Tomás I. González Pondal
Tomás I. González Pondal

“Estando yo ubicado en uno de los extremos de un largo pasillo, vi a un hombre caminar a paso muy lento, casi desde el centro del corredor hacia el extremo contrario. Para ser más preciso, diría que cojeaba, y, a cada paso que daba, se sentía un ruido de cadenas y algo que raspaba el cementoso suelo. El hombre tenía atada a la altura de su talón derecho el extremo de una cadena, la cual en su otro extremo sujetaba una pesada esfera de hierro color negro. El preso (¿qué otra cosa era sino un preso?) llevaba puesto, por toda vestimenta, una túnica a rayas, rayas negras y blancas.

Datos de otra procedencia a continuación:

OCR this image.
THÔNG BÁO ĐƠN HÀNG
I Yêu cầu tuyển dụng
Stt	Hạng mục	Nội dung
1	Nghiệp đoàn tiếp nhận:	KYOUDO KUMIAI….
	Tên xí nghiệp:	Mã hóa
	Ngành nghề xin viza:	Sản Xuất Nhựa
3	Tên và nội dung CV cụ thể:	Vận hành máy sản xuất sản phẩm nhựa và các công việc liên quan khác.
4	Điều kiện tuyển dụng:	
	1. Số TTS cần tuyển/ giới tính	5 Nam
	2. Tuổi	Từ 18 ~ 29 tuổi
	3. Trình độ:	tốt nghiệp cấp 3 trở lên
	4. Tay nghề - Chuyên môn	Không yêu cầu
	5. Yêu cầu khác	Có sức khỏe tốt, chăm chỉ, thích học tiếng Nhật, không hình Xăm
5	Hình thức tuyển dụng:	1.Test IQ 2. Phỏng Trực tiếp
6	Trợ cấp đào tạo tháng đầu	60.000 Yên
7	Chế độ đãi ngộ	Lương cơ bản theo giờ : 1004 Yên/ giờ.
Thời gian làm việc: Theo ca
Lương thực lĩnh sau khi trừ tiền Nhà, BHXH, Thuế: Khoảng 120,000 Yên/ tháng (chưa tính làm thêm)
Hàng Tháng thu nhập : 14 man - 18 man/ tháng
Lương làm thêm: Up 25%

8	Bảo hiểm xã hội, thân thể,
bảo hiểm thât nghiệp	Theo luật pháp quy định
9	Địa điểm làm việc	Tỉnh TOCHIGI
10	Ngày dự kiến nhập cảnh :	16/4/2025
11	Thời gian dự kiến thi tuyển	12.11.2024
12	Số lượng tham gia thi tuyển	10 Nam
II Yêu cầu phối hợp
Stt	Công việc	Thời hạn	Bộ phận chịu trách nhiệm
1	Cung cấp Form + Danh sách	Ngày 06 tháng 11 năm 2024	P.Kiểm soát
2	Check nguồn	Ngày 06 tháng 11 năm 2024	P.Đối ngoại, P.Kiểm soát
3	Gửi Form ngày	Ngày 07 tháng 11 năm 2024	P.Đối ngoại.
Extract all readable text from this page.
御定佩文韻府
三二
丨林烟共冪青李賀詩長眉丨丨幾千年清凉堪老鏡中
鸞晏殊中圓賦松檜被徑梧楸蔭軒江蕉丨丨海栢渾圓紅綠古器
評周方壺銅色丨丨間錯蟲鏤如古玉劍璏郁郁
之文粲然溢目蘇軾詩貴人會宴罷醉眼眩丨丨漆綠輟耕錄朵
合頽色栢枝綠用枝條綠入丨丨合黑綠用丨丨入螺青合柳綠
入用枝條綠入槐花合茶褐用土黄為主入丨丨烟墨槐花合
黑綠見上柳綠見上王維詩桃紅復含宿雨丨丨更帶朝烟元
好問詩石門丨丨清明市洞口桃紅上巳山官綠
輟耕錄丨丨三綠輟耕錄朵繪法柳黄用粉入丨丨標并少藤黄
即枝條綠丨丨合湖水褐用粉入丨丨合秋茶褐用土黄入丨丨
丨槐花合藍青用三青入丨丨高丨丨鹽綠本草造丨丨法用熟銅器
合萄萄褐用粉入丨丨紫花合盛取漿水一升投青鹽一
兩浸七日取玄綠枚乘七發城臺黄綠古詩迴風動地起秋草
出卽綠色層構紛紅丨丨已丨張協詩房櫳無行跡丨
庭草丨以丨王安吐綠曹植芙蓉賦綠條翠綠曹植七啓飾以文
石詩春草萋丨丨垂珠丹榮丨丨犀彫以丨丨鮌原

Al cabo de un rato desapareció. Luego avancé lentamente hacia la dirección que él había elegido. A medida que avanzaba sucedió algo de lo más extraño: a cada lado, tanto hacia la izquierda como hacia la derecha, veía a los presidiarios en sus respectivas celdas, pero no arrastraban bolas de acero y, lo más llamativo es que, al lado de cada preso, volví a ver a ese condenado de túnica rayada. Pensé instantáneamente que estaba enloqueciendo, que algo no estaba bien en mi mente. Cerré los ojos, respiré profundamente; luego volví a abrirlos. Miré a la celda de mi izquierda, y allí, junto al preso de esa pocilga, estaba el hombre de la túnica; y al mirar a la celda de mi lado derecho, allí también, junto a otro preso, se encontraba cabizbajo el hombre de la túnica. ‘¡Vamos, no está sucediendo esto!’, exclamé en voz alta. Me froté los ojos, probé una vez más con el ejercicio de mirar, y, para sorpresa mía, una vez más el extraño fenómeno volvía a darse ante mi desorbitada visión. ‘¡Vamos, vamos!’, volví a decirme, y mientras avanzaba de prisa me autoabofetee con mi mano derecha como queriendo despertar de una pesadilla. Tropecé, y, al hacerlo, mis ojos, a escasos centímetros del suelo, toparon con unos ensangrentados pies. Levanté la mirada, y frente a mí estaba mirándome el hombre de la túnica rayada. Yo estaba descolocado. Y así, mirándolo desde el piso, escucho una misteriosa voz que se extendió por toda la prisión: ‘Tuve hambre, y me disteis de comer; tuve sed, y me disteis de beber; era forastero, y me acogisteis; estaba desnudo, y me vestisteis; enfermo, y me visitasteis; en la cárcel, y vinisteis a verme’.”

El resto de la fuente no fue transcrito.